Die Faszination von „Hate-Watching“: Warum wir Serien lieben, die wir hassen
Tech-Unternehmen verstehen eine einfache Wahrheit: Von unseren negativen Impulsen zu profitieren ist einfacher, als positive zu fördern. In der digitalen Welt zählt nur das Engagement, unabhängig von der Emotion dahinter. Ein Klick aus Wut ist genauso wertvoll wie einer aus Freude.
Mit dem Wandel Hollywoods hin zum Streaming hat diese Internetlogik auch die Unterhaltungsbranche infiltriert. Streaming-Plattformen priorisieren aktive Abonnements und die Nutzung von Geräten, oft durch Werbeeinnahmen. Loyalität ist der Schlüssel, aber die zugrunde liegende Emotion, die diese Loyalität antreibt, ist zweitrangig.

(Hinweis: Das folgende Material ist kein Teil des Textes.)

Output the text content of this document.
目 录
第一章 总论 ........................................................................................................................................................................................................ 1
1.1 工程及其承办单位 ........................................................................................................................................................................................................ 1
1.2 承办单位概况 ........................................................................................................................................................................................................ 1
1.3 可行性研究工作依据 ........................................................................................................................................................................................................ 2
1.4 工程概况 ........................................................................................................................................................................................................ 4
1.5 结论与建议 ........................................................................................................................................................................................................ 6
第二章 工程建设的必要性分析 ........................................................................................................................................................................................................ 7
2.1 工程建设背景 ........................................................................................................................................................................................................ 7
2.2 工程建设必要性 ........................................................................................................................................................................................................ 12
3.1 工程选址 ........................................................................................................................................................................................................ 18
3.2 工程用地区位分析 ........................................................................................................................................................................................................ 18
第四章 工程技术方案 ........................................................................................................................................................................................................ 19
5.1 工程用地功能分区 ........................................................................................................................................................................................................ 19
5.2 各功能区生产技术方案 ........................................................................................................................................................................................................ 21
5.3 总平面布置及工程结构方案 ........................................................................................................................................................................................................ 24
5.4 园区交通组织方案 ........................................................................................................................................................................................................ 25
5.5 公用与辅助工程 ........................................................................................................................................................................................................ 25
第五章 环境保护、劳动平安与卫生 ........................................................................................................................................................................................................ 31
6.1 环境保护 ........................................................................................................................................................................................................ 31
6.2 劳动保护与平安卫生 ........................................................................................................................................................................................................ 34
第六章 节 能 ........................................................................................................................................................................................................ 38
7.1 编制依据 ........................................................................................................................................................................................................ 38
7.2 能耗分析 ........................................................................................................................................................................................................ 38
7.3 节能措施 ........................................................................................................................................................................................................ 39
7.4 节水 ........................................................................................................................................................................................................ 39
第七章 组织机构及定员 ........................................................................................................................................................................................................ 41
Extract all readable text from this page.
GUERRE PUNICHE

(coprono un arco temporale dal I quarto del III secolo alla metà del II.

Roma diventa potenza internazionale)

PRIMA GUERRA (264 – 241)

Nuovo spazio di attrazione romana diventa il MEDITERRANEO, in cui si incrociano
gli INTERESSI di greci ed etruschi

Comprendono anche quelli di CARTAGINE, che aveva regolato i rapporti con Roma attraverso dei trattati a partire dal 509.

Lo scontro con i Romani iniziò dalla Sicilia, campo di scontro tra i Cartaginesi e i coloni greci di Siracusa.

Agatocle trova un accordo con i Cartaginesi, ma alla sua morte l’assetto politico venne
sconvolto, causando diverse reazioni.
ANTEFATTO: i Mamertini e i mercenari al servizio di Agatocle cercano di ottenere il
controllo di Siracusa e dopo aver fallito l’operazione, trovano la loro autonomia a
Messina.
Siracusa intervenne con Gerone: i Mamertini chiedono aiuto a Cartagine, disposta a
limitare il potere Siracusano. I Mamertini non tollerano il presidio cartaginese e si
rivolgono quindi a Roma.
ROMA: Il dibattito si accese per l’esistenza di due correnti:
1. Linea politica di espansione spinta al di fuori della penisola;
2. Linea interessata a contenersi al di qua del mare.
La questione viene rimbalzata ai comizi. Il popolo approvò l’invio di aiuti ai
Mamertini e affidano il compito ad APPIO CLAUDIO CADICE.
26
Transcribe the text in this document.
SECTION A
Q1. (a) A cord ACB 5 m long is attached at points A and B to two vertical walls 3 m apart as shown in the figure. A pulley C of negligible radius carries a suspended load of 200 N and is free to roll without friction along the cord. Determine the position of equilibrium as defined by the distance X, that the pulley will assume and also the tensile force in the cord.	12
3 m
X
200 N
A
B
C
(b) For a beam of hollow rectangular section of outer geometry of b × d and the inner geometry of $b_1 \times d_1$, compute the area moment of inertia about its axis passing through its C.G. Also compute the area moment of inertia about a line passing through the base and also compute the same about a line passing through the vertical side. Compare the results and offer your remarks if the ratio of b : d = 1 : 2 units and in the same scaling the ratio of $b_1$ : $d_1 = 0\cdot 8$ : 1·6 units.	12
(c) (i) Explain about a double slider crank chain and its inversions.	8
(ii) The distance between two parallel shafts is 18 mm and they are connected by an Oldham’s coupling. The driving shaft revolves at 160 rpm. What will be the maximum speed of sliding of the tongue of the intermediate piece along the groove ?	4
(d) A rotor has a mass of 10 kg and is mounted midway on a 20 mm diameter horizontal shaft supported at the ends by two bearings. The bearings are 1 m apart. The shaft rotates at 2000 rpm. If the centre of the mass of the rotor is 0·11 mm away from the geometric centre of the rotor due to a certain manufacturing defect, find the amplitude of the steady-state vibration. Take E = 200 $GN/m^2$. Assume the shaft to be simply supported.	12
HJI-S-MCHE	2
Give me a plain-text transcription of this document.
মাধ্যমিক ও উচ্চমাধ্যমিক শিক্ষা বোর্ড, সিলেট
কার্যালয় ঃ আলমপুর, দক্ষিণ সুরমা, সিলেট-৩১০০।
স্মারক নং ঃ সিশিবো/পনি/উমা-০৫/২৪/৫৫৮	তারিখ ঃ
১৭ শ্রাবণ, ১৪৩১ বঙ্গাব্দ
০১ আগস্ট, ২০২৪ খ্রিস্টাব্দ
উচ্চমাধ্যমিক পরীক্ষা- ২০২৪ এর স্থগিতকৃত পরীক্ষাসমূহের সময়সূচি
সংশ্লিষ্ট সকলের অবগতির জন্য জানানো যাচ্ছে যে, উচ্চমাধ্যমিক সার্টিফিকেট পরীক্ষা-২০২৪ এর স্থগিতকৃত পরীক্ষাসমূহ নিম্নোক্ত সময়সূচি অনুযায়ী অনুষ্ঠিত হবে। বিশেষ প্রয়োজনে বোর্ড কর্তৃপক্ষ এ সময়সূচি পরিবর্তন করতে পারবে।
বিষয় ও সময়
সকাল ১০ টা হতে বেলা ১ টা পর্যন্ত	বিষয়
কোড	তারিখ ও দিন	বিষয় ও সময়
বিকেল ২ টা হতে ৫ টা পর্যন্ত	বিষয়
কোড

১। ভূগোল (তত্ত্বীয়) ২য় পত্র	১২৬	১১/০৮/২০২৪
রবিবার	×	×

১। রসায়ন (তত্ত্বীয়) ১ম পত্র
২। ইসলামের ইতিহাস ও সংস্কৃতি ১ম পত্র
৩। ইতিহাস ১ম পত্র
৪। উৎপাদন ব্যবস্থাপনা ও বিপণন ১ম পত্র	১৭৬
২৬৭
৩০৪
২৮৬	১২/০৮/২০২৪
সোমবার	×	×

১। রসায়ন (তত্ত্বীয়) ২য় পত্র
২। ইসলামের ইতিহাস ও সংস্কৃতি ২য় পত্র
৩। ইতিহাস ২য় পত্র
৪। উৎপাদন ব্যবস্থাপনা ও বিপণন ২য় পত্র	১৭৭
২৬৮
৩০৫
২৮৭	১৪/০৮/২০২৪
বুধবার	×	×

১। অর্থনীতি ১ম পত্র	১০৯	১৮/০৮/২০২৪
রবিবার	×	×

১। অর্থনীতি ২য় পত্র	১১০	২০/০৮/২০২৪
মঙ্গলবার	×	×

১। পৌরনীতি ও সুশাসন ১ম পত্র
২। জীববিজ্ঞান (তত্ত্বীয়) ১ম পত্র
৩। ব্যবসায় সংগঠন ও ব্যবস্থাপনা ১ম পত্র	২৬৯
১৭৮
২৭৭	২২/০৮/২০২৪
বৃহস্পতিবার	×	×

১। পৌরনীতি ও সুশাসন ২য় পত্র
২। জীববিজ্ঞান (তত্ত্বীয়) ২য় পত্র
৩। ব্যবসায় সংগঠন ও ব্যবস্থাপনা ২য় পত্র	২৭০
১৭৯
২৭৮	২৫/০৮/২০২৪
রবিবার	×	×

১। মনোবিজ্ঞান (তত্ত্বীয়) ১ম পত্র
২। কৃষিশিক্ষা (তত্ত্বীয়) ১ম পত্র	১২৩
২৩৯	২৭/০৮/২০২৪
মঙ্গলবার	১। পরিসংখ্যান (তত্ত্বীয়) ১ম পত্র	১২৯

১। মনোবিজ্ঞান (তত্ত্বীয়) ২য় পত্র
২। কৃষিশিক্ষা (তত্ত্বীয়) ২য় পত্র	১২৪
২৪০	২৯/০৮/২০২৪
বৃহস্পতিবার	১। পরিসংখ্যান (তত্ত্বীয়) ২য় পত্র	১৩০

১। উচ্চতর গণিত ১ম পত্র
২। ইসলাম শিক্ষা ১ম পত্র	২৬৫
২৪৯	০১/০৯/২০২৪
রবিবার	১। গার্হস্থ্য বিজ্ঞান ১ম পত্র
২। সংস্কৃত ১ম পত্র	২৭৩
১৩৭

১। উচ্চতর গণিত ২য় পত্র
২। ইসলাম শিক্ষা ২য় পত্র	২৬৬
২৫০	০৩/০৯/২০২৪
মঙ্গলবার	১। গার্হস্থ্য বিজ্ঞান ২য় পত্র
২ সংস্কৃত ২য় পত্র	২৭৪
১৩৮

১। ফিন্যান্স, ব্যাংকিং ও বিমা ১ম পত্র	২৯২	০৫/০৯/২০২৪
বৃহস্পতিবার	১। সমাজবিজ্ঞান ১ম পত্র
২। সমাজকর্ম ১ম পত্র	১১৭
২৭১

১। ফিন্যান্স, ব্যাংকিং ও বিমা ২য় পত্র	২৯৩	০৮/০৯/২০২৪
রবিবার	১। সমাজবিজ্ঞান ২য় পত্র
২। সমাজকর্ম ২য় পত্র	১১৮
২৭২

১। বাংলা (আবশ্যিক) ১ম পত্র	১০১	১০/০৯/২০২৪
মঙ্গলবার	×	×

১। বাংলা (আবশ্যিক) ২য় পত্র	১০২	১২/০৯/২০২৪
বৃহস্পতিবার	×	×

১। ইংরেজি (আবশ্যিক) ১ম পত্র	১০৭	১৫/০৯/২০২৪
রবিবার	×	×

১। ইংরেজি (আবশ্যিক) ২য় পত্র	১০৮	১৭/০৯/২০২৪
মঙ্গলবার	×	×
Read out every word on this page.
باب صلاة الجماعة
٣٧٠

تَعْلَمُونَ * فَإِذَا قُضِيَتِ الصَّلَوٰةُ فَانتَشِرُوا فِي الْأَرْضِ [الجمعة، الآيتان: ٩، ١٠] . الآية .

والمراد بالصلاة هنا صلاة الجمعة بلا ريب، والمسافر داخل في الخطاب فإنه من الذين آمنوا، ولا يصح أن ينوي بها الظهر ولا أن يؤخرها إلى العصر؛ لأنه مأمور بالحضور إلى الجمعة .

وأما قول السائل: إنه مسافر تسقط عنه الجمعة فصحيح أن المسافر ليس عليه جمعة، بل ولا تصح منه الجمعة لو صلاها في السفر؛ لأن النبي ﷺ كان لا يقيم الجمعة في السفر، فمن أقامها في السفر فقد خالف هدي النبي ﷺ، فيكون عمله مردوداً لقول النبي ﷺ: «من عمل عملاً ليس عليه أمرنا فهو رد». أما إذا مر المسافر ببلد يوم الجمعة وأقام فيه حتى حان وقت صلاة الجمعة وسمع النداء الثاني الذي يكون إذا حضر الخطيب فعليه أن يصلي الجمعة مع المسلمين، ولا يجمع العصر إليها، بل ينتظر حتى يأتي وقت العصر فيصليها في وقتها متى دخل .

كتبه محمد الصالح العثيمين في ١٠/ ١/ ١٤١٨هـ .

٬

Kontinuierliches Sehen ist das ultimative Ziel.
Das bedeutet nicht, dass absichtlich ärgerliche Inhalte geschaffen werden. Aus Streaming-Sicht sind jedoch „Hate-Watching“ und „Love-Watching“ gleichwertig. Dies galt auch schon im Zeitalter der Einschaltquoten, aber Streaming verstärkt den Effekt. Man denke an „Emily in Paris“. Selbst im Vergleich zu anderen zeitgenössischen Serien ist ihre Qualität fragwürdig. Die formelhafte Handlung dreht sich um Emilys romantische Verwicklungen mit einem französischen Koch und einem britischen Finanzier. Dennoch streamten 58 Millionen Haushalte die erste Staffel innerhalb von 28 Tagen nach der Premiere im Jahr 2020. Der Einfluss der Pandemie ist unbestreitbar, doch der anhaltende Erfolg der Serie bis zur 4. Staffel festigt ihren Status als großer Hit.
Es gibt triftige Gründe, „Hate-Watching“ zu vermeiden. Es beeinflusst Empfehlungsalgorithmen negativ und führt zu Vorschlägen für ähnliche, nicht gemochte Inhalte. Wie Doomscrolling oder die Auseinandersetzung mit Trollen verstärkt es negatives Verhalten. Je mehr wir uns dem hingeben, desto mehr wird es zur Gewohnheit und fördert einen Zynismus, der über das Fernsehen hinausgeht. Auch wenn es kurzzeitig Spaß macht, kann es einen nachhaltig negativen Einfluss haben.